Then given two $k$-algebras $A$ and $B$, a k-algebra homomorphism $\varphi: A \to B$ is a ring homomorphism $A \to B$ such that $\varphi \circ \eta_A = \eta_B$ -- in particular, $\varphi(1_A)=1_B$.

Thus, we have reduced the question of whether $\varphi$ is a $k$-algebra homomorphism to the question of whether or not it satisfies the equation $\varphi \circ \eta_A = \eta_B$. (This is a necessary and sufficient condition.)
I believe we can do even more than this, however. Since $k$ is a field (and $A$ and $B$ are by assumption nonzero), the ring homomorphisms $\eta_A$ and $\eta_B$ are injective.
Therefore, $\eta_A(k) \cong k \cong \eta_B(k)$, i.e. the field $k$ embeds into $A$ and $B$. Then a necessary (I don't know whether it's sufficient) condition for $\varphi$ to be a $k$-algebra homomorphism is that $\varphi(\eta_A(k))=\eta_B(k)$, i.e. that $\varphi$ restricts to a ring homomorphism $\eta_A(k) \to \eta_B(k)$, which clearly turns out to be a field isomorphism. (In the above, this is written as $\forall c \in k, \varphi(c + J) = c+I $.)

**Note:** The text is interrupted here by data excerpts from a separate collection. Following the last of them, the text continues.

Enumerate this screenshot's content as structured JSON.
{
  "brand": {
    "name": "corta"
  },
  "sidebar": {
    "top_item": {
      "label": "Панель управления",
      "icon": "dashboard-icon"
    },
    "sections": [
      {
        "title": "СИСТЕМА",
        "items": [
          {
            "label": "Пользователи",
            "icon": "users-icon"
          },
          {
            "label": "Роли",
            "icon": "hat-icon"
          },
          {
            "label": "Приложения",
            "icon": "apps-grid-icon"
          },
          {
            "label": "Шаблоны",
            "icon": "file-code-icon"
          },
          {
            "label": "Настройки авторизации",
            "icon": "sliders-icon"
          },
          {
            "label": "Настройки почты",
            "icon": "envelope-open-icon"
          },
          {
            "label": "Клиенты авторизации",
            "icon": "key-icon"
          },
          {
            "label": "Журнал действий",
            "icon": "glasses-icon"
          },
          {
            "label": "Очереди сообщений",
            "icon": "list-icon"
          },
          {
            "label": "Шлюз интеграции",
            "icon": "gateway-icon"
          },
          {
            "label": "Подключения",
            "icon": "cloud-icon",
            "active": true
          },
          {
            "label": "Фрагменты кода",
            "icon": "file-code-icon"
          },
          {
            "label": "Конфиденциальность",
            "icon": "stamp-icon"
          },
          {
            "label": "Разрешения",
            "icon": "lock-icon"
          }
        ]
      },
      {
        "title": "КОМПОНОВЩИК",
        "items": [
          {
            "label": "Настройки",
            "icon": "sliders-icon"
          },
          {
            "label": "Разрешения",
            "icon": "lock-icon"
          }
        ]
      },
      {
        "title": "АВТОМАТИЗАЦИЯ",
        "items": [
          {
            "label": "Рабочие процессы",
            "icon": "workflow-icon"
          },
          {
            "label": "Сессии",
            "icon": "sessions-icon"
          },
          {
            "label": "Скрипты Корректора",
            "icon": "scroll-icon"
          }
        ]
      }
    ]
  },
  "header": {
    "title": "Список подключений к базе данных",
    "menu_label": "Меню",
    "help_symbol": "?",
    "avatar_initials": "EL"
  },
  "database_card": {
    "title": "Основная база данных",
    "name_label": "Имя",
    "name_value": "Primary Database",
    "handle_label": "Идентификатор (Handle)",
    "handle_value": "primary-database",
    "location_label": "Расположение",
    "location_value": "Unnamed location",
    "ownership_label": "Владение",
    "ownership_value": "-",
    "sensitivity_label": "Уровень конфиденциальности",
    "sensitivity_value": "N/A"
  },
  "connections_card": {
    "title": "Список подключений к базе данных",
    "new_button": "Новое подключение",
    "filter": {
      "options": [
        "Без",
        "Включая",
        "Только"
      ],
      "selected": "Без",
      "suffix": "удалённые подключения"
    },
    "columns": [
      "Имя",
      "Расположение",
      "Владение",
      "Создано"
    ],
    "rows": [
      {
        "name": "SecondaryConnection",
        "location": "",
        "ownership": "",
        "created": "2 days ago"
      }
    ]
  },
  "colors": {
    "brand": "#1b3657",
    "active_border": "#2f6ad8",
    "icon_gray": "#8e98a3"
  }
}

Claim: The above necessary condition can fail if $k$ has a non-trivial Galois group. (If there are $k$ automorphisms which are not the identity.)
In other words, if all ring homomorphisms $\varphi: A \to B$ are to be $k$-algebra homomorphisms, it is a necessary condition that $k$ have trivial Galois group.
Proof: Since $\eta_A|_k$ and $\eta_B|_k$ are isomorphisms, they have inverses, $\psi_A: \eta_A(k) \to k$, $\psi_B: \eta_B(k) \to k$, respectively. It follows from this that $\psi_B \circ \varphi\circ \eta_A : k \to k$ is an automorphism of $k$.
If $\varphi$ is a $k$-algebra homomorphism, then $\varphi \circ \eta_A = \eta_B = (\psi_B)^{-1}$. Thus $\psi_B \circ( \varphi \circ \eta_A) = \psi_B \circ (\psi_B)^{-1} = \operatorname{Id}_k$.
If $k$ has non-trivial Galois group, then (I assume, but can't actually prove that) there exists a ring homomorphism $A \to B$ such that $\psi_B \circ \varphi \circ \eta_A \not= \operatorname{Id}_k$, so that not all ring homomorphisms $A \to B$ are $k$-algebra homomorphisms.
Note: The category of $k$-algebras and $k$-algebra homomorphisms as defined above is a coslice category, formed from the category of (not-necessarily-commutative) rings with identity.
Since any field automorphism of a field of characteristic zero fixes $\mathbb{Q}$, or more generally for any field of any characteristic the smallest subfield containing the multiplicative identity, $\mathbb{Q}$ has trivial Galois group as noted above. In this case the condition is also sufficient, not just necessary.
Here are other fields with trivial Galois group.
Remaining Questions:
1. Does $\varphi(1_A) = 1_B \implies \varphi(\eta_A(k))= \eta_B(k)$?
2. Does $\varphi(\eta_A(k))=\eta_B(k) \implies \varphi \circ \eta_A = \eta_B$?
3. Does ($k$ has a trivial Galois group) $\implies$ for all ring homomorphisms $\varphi:A \to B$, $$\varphi(\eta_A(k))=\eta_B(k)\,?$$
4. Does ($k$ has a trivial Galois group) $\implies$ for all ring homomorphisms $$\varphi \circ \eta_A = \eta_B? $$